18.40 The news in today's Sunday Tribune that Coillte might be privatised and bought up by International Forestry Fund, headed by Bertie Ahern is a pithy illustration of McCarthyism Irish-style. Colm McCarthy suggested in 2009 that the State could get 'once-off receipts for the exchequer' through a 'review of the operations of Coillte with a view to realising optimal return through rationalisation, asset disposal and, possibly, privatisation.' Selling off State assets is part of the watching brief of Colm McCarthy and funding the IMF deal provides an excellent rationale for full-blown McCarthyism, namely, the wholesale privatisation of public goods. In the Irish version of Shock and Awe, the first wave of public dispossession comes through the decimation of public services and the unapologetic assault on the poor and the second is the confiscation of public assets to pay debts contracted by private bodies. Expect the the Third Wave in the Form of Committees of UnIrish Activities set up to discipline those who question the cherished doctrines of the Free Marketeers.

17.38 Nothing like distance for clarification but distance also means being conveniently distanced from responsibility. The Head of Paris Rate Research in Société Générale Ciaran O'Hagan tells readers of the Sunday Business Post' Money and Markets Section that what Ireland needs is not less but more austerity. O'Hagan, from the Bank's bond desk, a desk that along with many others has a vested interest in Ireland's difficulties, presents himself as a neutral observer. In the typically modest way of banker pundits we are told that Ireland's problem is the West's, 'O'Hagan said governments in the US and Europe were hamstrung by vain and increasingly desperate attempts to maintain living standards'. 'Hysterity' is the latest MBA coinage for 'citizens of the richest economies of the world' failing to tighten their belts.
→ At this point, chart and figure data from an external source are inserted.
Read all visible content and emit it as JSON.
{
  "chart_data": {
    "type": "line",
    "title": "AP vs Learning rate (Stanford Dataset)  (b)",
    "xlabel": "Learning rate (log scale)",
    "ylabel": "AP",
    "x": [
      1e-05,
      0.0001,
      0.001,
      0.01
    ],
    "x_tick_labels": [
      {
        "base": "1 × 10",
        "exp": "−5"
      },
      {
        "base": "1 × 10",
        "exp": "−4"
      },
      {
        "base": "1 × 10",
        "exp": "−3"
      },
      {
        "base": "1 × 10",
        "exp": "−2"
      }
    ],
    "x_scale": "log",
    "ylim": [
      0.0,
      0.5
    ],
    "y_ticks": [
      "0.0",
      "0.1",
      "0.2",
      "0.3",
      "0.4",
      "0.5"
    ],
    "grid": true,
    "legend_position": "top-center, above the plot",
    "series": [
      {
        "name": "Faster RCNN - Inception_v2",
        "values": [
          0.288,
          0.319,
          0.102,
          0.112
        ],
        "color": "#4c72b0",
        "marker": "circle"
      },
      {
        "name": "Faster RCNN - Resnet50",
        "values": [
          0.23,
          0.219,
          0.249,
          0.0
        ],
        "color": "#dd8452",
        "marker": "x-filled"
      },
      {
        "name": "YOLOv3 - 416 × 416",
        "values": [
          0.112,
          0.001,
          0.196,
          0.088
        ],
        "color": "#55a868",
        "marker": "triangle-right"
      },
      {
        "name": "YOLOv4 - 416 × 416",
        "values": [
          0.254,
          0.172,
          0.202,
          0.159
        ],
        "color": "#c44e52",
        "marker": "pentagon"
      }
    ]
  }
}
Hysterity might be a better description of the failure to realise that the greatest threat to living standards and social wellbeing is the rampant inequality which feeds off and is intrinsic to the kinds of bond operations promoted by Société Générale and other financial institutions. Democracy in the O'Hagan worldview is always an impediment ('hamstrung') and shows just as in There is No Alternative mantra that the true enemy of the Market is not Government but Democracy itself. 

 

17.00 The pundits, practitioners and propagandists who argued for a decade that only total faith in the markets would allow Ireland to grow and develop have now decided that the only people qualified to get us out of the mess created by these policies are the people who advocated them in the first place. If at first you don't succeed, then try failing and failing again but preferably at someone else's expense. In order for the sleight of hand to work of course blame must be projected elsewhere and the public sector, the 'cosseted civil servants' Shane Ross and Nick Webb speak of in the Business Section of today's Sunday Independent, are the by now predictable scapegoats in the Orwellian restructuring of reality. What is ignored is that the grossly inflated salaries of senior public servants in education, health and elsewhere were the result of a private not a public sector logic being applied to the public service. The argument went that in a competitive marketplace if Vice-Presidents of universities, Secretaries of Government Departments and other senior officials were not to be paid off the scale salaries they would exit en masse to the private sector. Those union officials who resisted such moves were told that they were 'out of touch' with the contemporary marketplace and competitive practices. So the private sector rationale which was used to justify grossly inflated salaries for the few is now is now disavowed and the whole development is presented as a corrupt organic outgrowth of public service culture than merely another expression of market idolatry and its baleful consequences.